The US House of Representatives passed a package of nine transportation-related bills, including several aimed at enhancing maritime supply chain security, reinforcing the US flag fleet, and cracking down on foreign adversary involvement at American ports. Among the most significant measures passed are H.R. 2390, the Maritime Supply Chain Security Act and H.R. 252, the Secure Our Ports Act of 2025—bills introduced by Reps. David Rouzer (R-NC) and Ken Calvert (R-CA), respectively.
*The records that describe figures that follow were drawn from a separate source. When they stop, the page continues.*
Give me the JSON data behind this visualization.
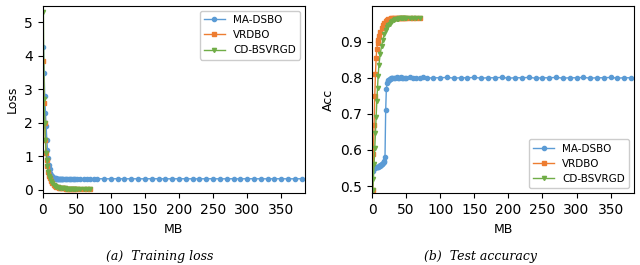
{
  "fig_width": 6.4,
  "fig_height": 2.65,
  "dpi": 100,
  "left_caption": "(a)  Training loss",
  "right_caption": "(b)  Test accuracy",
  "left_ylabel": "Loss",
  "right_ylabel": "Acc",
  "xlabel": "MB",
  "ma_dsbo_loss_mb": [
    1,
    2,
    3,
    4,
    5,
    6,
    7,
    8,
    9,
    10,
    11,
    12,
    13,
    14,
    15,
    16,
    17,
    18,
    19,
    20,
    21,
    22,
    23,
    24,
    25,
    26,
    27,
    28,
    29,
    30,
    32,
    34,
    36,
    38,
    40,
    42,
    44,
    46,
    48,
    50,
    55,
    60,
    65,
    70,
    75,
    80,
    90,
    100,
    110,
    120,
    130,
    140,
    150,
    160,
    170,
    180,
    190,
    200,
    210,
    220,
    230,
    240,
    250,
    260,
    270,
    280,
    290,
    300,
    310,
    320,
    330,
    340,
    350,
    360,
    370,
    380
  ],
  "ma_dsbo_loss_vals": [
    4.27,
    3.5,
    2.8,
    2.3,
    1.9,
    1.5,
    1.2,
    0.95,
    0.75,
    0.62,
    0.52,
    0.46,
    0.41,
    0.39,
    0.37,
    0.36,
    0.355,
    0.35,
    0.345,
    0.34,
    0.338,
    0.336,
    0.335,
    0.334,
    0.333,
    0.332,
    0.331,
    0.332,
    0.333,
    0.332,
    0.335,
    0.334,
    0.332,
    0.333,
    0.331,
    0.332,
    0.334,
    0.333,
    0.332,
    0.333,
    0.335,
    0.334,
    0.333,
    0.332,
    0.335,
    0.333,
    0.334,
    0.332,
    0.335,
    0.333,
    0.334,
    0.332,
    0.333,
    0.335,
    0.334,
    0.333,
    0.332,
    0.335,
    0.334,
    0.332,
    0.333,
    0.334,
    0.335,
    0.332,
    0.333,
    0.334,
    0.332,
    0.335,
    0.334,
    0.333,
    0.332,
    0.335,
    0.334,
    0.332,
    0.333,
    0.334
  ],
  "vrdbo_loss_mb": [
    1,
    2,
    3,
    4,
    5,
    6,
    7,
    8,
    9,
    10,
    12,
    14,
    16,
    18,
    20,
    22,
    24,
    26,
    28,
    30,
    32,
    34,
    36,
    38,
    40,
    42,
    44,
    46,
    48,
    50,
    55,
    60,
    65,
    70
  ],
  "vrdbo_loss_vals": [
    3.85,
    2.6,
    2.0,
    1.5,
    1.1,
    0.9,
    0.7,
    0.55,
    0.42,
    0.35,
    0.26,
    0.2,
    0.15,
    0.12,
    0.09,
    0.075,
    0.065,
    0.058,
    0.052,
    0.048,
    0.044,
    0.042,
    0.04,
    0.038,
    0.037,
    0.036,
    0.035,
    0.034,
    0.033,
    0.032,
    0.03,
    0.028,
    0.027,
    0.026
  ],
  "cd_loss_mb": [
    1,
    2,
    3,
    4,
    5,
    6,
    7,
    8,
    9,
    10,
    12,
    14,
    16,
    18,
    20,
    22,
    24,
    26,
    28,
    30,
    32,
    34,
    36,
    38,
    40,
    42,
    44,
    46,
    48,
    50,
    55,
    60,
    65,
    70
  ],
  "cd_loss_vals": [
    5.3,
    2.7,
    2.0,
    1.5,
    1.1,
    0.9,
    0.7,
    0.55,
    0.42,
    0.35,
    0.26,
    0.2,
    0.15,
    0.12,
    0.09,
    0.075,
    0.065,
    0.058,
    0.052,
    0.048,
    0.044,
    0.042,
    0.04,
    0.038,
    0.037,
    0.036,
    0.035,
    0.034,
    0.033,
    0.032,
    0.03,
    0.028,
    0.027,
    0.026
  ],
  "ma_dsbo_acc_mb": [
    1,
    2,
    3,
    4,
    5,
    6,
    7,
    8,
    9,
    10,
    11,
    12,
    13,
    14,
    15,
    16,
    17,
    18,
    19,
    20,
    21,
    22,
    23,
    24,
    25,
    26,
    27,
    28,
    29,
    30,
    32,
    34,
    36,
    38,
    40,
    42,
    44,
    46,
    48,
    50,
    55,
    60,
    65,
    70,
    75,
    80,
    90,
    100,
    110,
    120,
    130,
    140,
    150,
    160,
    170,
    180,
    190,
    200,
    210,
    220,
    230,
    240,
    250,
    260,
    270,
    280,
    290,
    300,
    310,
    320,
    330,
    340,
    350,
    360,
    370,
    380
  ],
  "ma_dsbo_acc_vals": [
    0.543,
    0.548,
    0.55,
    0.551,
    0.552,
    0.553,
    0.553,
    0.554,
    0.554,
    0.555,
    0.557,
    0.558,
    0.559,
    0.56,
    0.562,
    0.564,
    0.567,
    0.57,
    0.58,
    0.71,
    0.77,
    0.785,
    0.79,
    0.793,
    0.795,
    0.796,
    0.797,
    0.798,
    0.799,
    0.8,
    0.8,
    0.8,
    0.801,
    0.799,
    0.8,
    0.801,
    0.799,
    0.8,
    0.8,
    0.8,
    0.801,
    0.799,
    0.8,
    0.8,
    0.801,
    0.799,
    0.8,
    0.8,
    0.801,
    0.799,
    0.8,
    0.8,
    0.801,
    0.799,
    0.8,
    0.8,
    0.801,
    0.799,
    0.8,
    0.8,
    0.801,
    0.799,
    0.8,
    0.8,
    0.801,
    0.799,
    0.8,
    0.8,
    0.801,
    0.799,
    0.8,
    0.8,
    0.801,
    0.799,
    0.8,
    0.8
  ],
  "vrdbo_acc_mb": [
    1,
    2,
    3,
    4,
    5,
    6,
    7,
    8,
    9,
    10,
    12,
    14,
    16,
    18,
    20,
    22,
    24,
    26,
    28,
    30,
    32,
    34,
    36,
    38,
    40,
    42,
    44,
    46,
    48,
    50,
    55,
    60,
    65,
    70
  ],
  "vrdbo_acc_vals": [
    0.49,
    0.59,
    0.67,
    0.75,
    0.81,
    0.855,
    0.88,
    0.895,
    0.905,
    0.915,
    0.928,
    0.938,
    0.946,
    0.953,
    0.958,
    0.961,
    0.963,
    0.964,
    0.965,
    0.965,
    0.965,
    0.965,
    0.965,
    0.965,
    0.965,
    0.965,
    0.965,
    0.965,
    0.965,
    0.965,
    0.965,
    0.965,
    0.965,
    0.965
  ],
  "cd_acc_mb": [
    1,
    2,
    3,
    4,
    5,
    6,
    7,
    8,
    9,
    10,
    12,
    14,
    16,
    18,
    20,
    22,
    24,
    26,
    28,
    30,
    32,
    34,
    36,
    38,
    40,
    42,
    44,
    46,
    48,
    50,
    55,
    60,
    65,
    70
  ],
  "cd_acc_vals": [
    0.49,
    0.52,
    0.56,
    0.605,
    0.648,
    0.692,
    0.735,
    0.772,
    0.806,
    0.834,
    0.866,
    0.888,
    0.905,
    0.92,
    0.932,
    0.94,
    0.946,
    0.95,
    0.954,
    0.957,
    0.96,
    0.962,
    0.963,
    0.964,
    0.965,
    0.965,
    0.965,
    0.965,
    0.965,
    0.965,
    0.965,
    0.965,
    0.965,
    0.965
  ],
  "color_madsbo": "#5b9bd5",
  "color_vrdbo": "#ed7d31",
  "color_cd": "#70ad47",
  "ylim_loss": [
    -0.1,
    5.5
  ],
  "yticks_loss": [
    0,
    1,
    2,
    3,
    4,
    5
  ],
  "ylim_acc": [
    0.48,
    1.0
  ],
  "yticks_acc": [
    0.5,
    0.6,
    0.7,
    0.8,
    0.9
  ],
  "xlim": [
    0,
    385
  ],
  "xticks": [
    0,
    50,
    100,
    150,
    200,
    250,
    300,
    350
  ]
}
The two bills are designed to reduce the influence of China and other adversaries on critical US port infrastructure. H.R. 2390 amends the Port Infrastructure Development Program (PIDP)—a major federal grant program administered by MARAD—to ensure that funding from the program can be used to replace port cranes containing Chinese-origin hardware or software, a growing concern given that Chinese company ZPMC manufactures nearly 80% of the world’s ship-to-shore cranes.
National security officials have warned that these cranes may be equipped with data-collection technology or backdoors that pose cybersecurity risks to US ports. H.R. 252 goes further by prohibiting entities owned or controlled by China, Russia, North Korea, or Iran from owning, leasing, or operating US port facilities that are subject to Maritime Transportation Security Act (MTSA) plans.
The bipartisan bill would mandate that 100% of Department of Transportation cargoes be shipped on US-owned, US-crewed commercial vessels, up from 50 percent currently, marking a major expansion of cargo preference rules that could provide a boost to the shrinking US-flag fleet.